A story about a family storm

a picture book project born from personal experience, employing the Milk Carton Drypoint to express the nuanced challenges associated with domestic violence and mental health.

It was longlisted for the Illustrators Exhibition of Bologna Children's Book Fair 2024.

The creative process


“For the good of children, don't make them walk on both sides; it may lead to psychological issues.”


After the marriage storm, sewing the shape of home in hand... with no experience to guide, I've gone through every book about separation in the public library. A mother in the support group saying a few words and crying,  "They won't let my three-year-old daughter see me..." When I was embarrassed to talk about my seeking help experiences, others told me that they heard a story about courage. 


Three years ago, I embarked on this challenging journey—enrolling in MA Children's Book Illustration without prior art experience. In the first year, I scrapped more than lots of dummy books and started over. From initially covering large areas with ink shadows to an imperfect rabbit toy as a metaphor. The submitted assignment still couldn't make the teacher and classmates understand what terrible things happened to the mother in the story, prompting her to leave her original home.

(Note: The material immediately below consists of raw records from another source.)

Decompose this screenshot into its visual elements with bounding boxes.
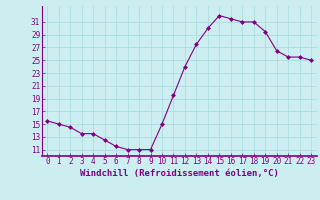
X-axis label: Windchill (Refroidissement éolien,°C): Windchill (Refroidissement éolien,°C) bbox=[80, 169, 279, 178]
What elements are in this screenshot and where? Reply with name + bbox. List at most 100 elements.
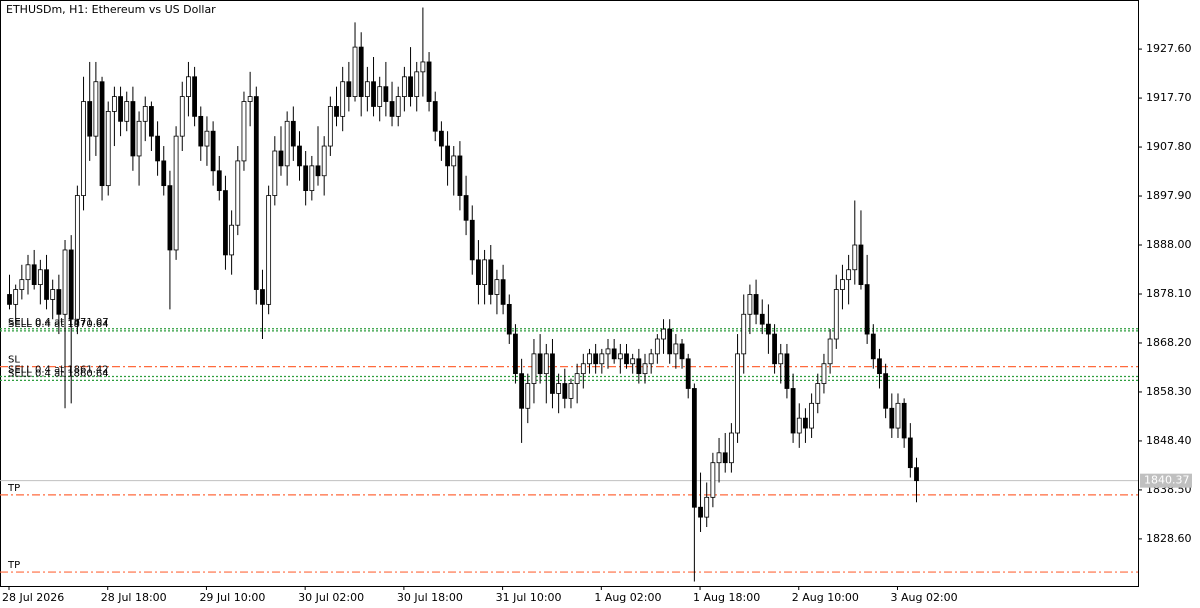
candle-body (870, 333, 876, 360)
y-tick-label: 1897.90 (1146, 189, 1192, 202)
y-tick-label: 1868.20 (1146, 336, 1192, 349)
candle-body (179, 96, 185, 137)
candle-body (315, 165, 321, 177)
candle-body (895, 402, 901, 429)
candle-body (327, 106, 333, 147)
candle-body (93, 81, 99, 137)
candle-body (155, 135, 160, 162)
candle-body (105, 111, 111, 187)
candle-body (611, 348, 617, 360)
candle-body (691, 388, 697, 508)
candle-body (235, 160, 241, 226)
candle-body (685, 358, 691, 389)
candle-body (654, 338, 660, 355)
candle-body (679, 343, 685, 360)
candle-body (229, 224, 235, 256)
candle-body (494, 279, 500, 295)
candle-body (636, 358, 642, 375)
candle-body (784, 353, 790, 389)
x-tick-label: 28 Jul 2026 (2, 591, 64, 604)
candle-body (303, 165, 309, 191)
level-label: TP (7, 560, 20, 571)
candle-body (562, 383, 568, 399)
level-label: SL (8, 355, 20, 366)
candle-body (142, 106, 148, 122)
candle-body (56, 289, 62, 315)
candle-body (432, 101, 438, 132)
level-label: SELL 0.4 at 1871.07 (8, 317, 109, 328)
candle-body (19, 279, 25, 290)
candle-body (7, 294, 12, 305)
candle-body (803, 417, 808, 429)
candle-body (568, 383, 574, 399)
candle-body (593, 353, 599, 365)
candle-body (260, 289, 265, 305)
chart-title: ETHUSDm, H1: Ethereum vs US Dollar (6, 3, 216, 16)
candle-body (710, 462, 716, 498)
candle-body (284, 120, 290, 167)
candle-body (772, 333, 777, 365)
candle-body (883, 373, 889, 409)
candle-body (371, 81, 376, 107)
candle-body (31, 264, 37, 285)
candle-body (364, 81, 370, 97)
y-tick-label: 1907.80 (1146, 140, 1192, 153)
candle-body (556, 383, 562, 394)
candle-body (377, 86, 383, 107)
candle-body (753, 294, 759, 315)
candle-body (864, 284, 870, 335)
candle-body (124, 101, 130, 122)
candle-body (840, 279, 845, 290)
candle-body (130, 101, 136, 157)
current-price-box (1140, 473, 1192, 488)
candle-body (661, 328, 666, 340)
y-tick-label: 1927.60 (1146, 42, 1192, 55)
candle-body (506, 303, 512, 335)
candle-body (648, 353, 654, 365)
candle-body (44, 269, 49, 300)
candle-body (914, 467, 919, 482)
x-tick-label: 3 Aug 02:00 (890, 591, 957, 604)
candle-body (722, 452, 728, 464)
x-tick-label: 28 Jul 18:00 (101, 591, 167, 604)
candle-body (846, 269, 852, 281)
plot-frame (0, 0, 1139, 587)
candle-body (500, 279, 506, 305)
candle-body (907, 437, 913, 469)
candle-body (716, 452, 722, 464)
candle-body (858, 244, 864, 285)
candle-body (192, 76, 198, 117)
candle-body (321, 145, 327, 177)
candle-body (74, 195, 80, 320)
candle-body (136, 120, 142, 157)
candle-body (728, 432, 734, 464)
level-label: SELL 0.4 at 1861.42 (8, 365, 109, 376)
candle-body (673, 343, 679, 355)
candle-body (488, 259, 494, 295)
x-tick-label: 1 Aug 02:00 (594, 591, 661, 604)
candle-body (667, 328, 673, 355)
candle-body (482, 259, 487, 285)
candle-body (790, 388, 796, 434)
candle-body (420, 61, 426, 73)
candle-body (580, 363, 586, 375)
candle-body (173, 135, 179, 251)
candle-body (118, 96, 123, 122)
candle-body (358, 46, 364, 97)
candle-body (821, 363, 827, 384)
candle-body (272, 150, 278, 196)
candle-body (599, 353, 605, 365)
candle-body (605, 348, 611, 355)
candle-body (630, 358, 636, 365)
y-tick-label: 1858.30 (1146, 385, 1192, 398)
candle-body (617, 353, 623, 360)
candle-body (704, 496, 710, 518)
candle-body (68, 249, 74, 320)
candle-body (476, 259, 481, 285)
candle-body (815, 383, 821, 404)
candle-body (513, 333, 518, 375)
candle-body (747, 294, 753, 315)
candle-body (759, 313, 765, 325)
candle-body (543, 353, 549, 375)
candle-body (62, 249, 68, 315)
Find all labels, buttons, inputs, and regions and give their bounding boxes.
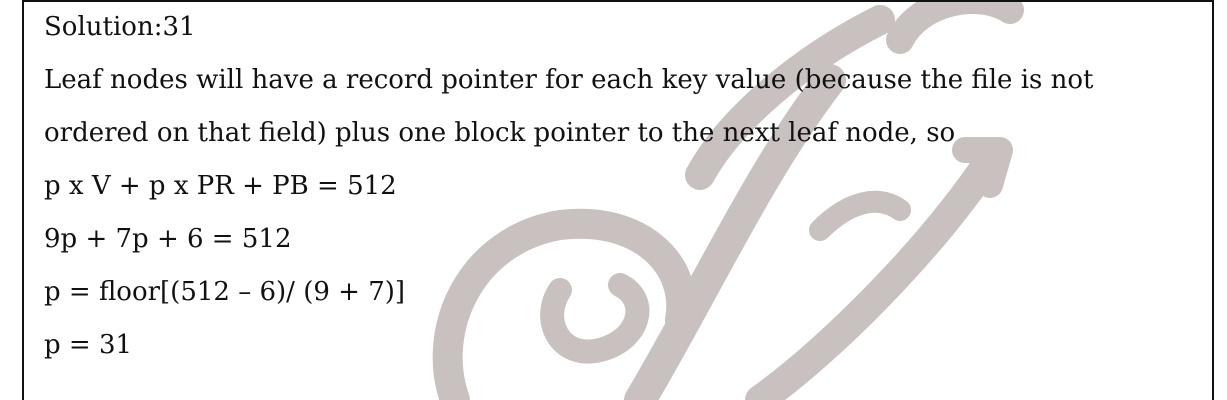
watermark-curve-left	[432, 208, 697, 400]
solution-heading: Solution:31	[44, 12, 196, 42]
equation-3: p = floor[(512 – 6)/ (9 + 7)]	[44, 277, 406, 307]
watermark-loop	[540, 273, 650, 364]
watermark-arc-right	[745, 145, 1005, 400]
result-line: p = 31	[44, 330, 133, 360]
equation-1: p x V + p x PR + PB = 512	[44, 171, 397, 201]
watermark-diagonal	[624, 64, 846, 400]
watermark-connector	[809, 190, 911, 241]
watermark-z	[685, 5, 895, 190]
solution-box	[22, 0, 1214, 400]
explanation-line-1: Leaf nodes will have a record pointer fo…	[44, 65, 1094, 95]
watermark-swirl	[886, 0, 1024, 54]
watermark-arrow	[952, 137, 1013, 198]
explanation-line-2: ordered on that field) plus one block po…	[44, 118, 956, 148]
equation-2: 9p + 7p + 6 = 512	[44, 224, 292, 254]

Later, I explored various artistic avenues to depict domestic abuse, ultimately finding the transformative power of printmaking. In the book “Printmaking as Therapy”, Lucy Mueller White's insight sparked a revelation, showcasing how this indirect process could provide both creativity and therapeutic distance. In my research, I found that Quentin Blake's use of vulnerable materials for The Sad Book further inspired this approach, allowing for a nuanced exploration of sensitive themes within visual storytelling. By slowing down the intensity of visual aggression through deliberate plate limitations, I discovered a self-controlled and therapeutic space for exploration.


The intentional use of unconventional printing plates, like repurposed milk cartons, became a symbolic act of resilience and a nod to the impactful Domestic Violence Milk Carton Project.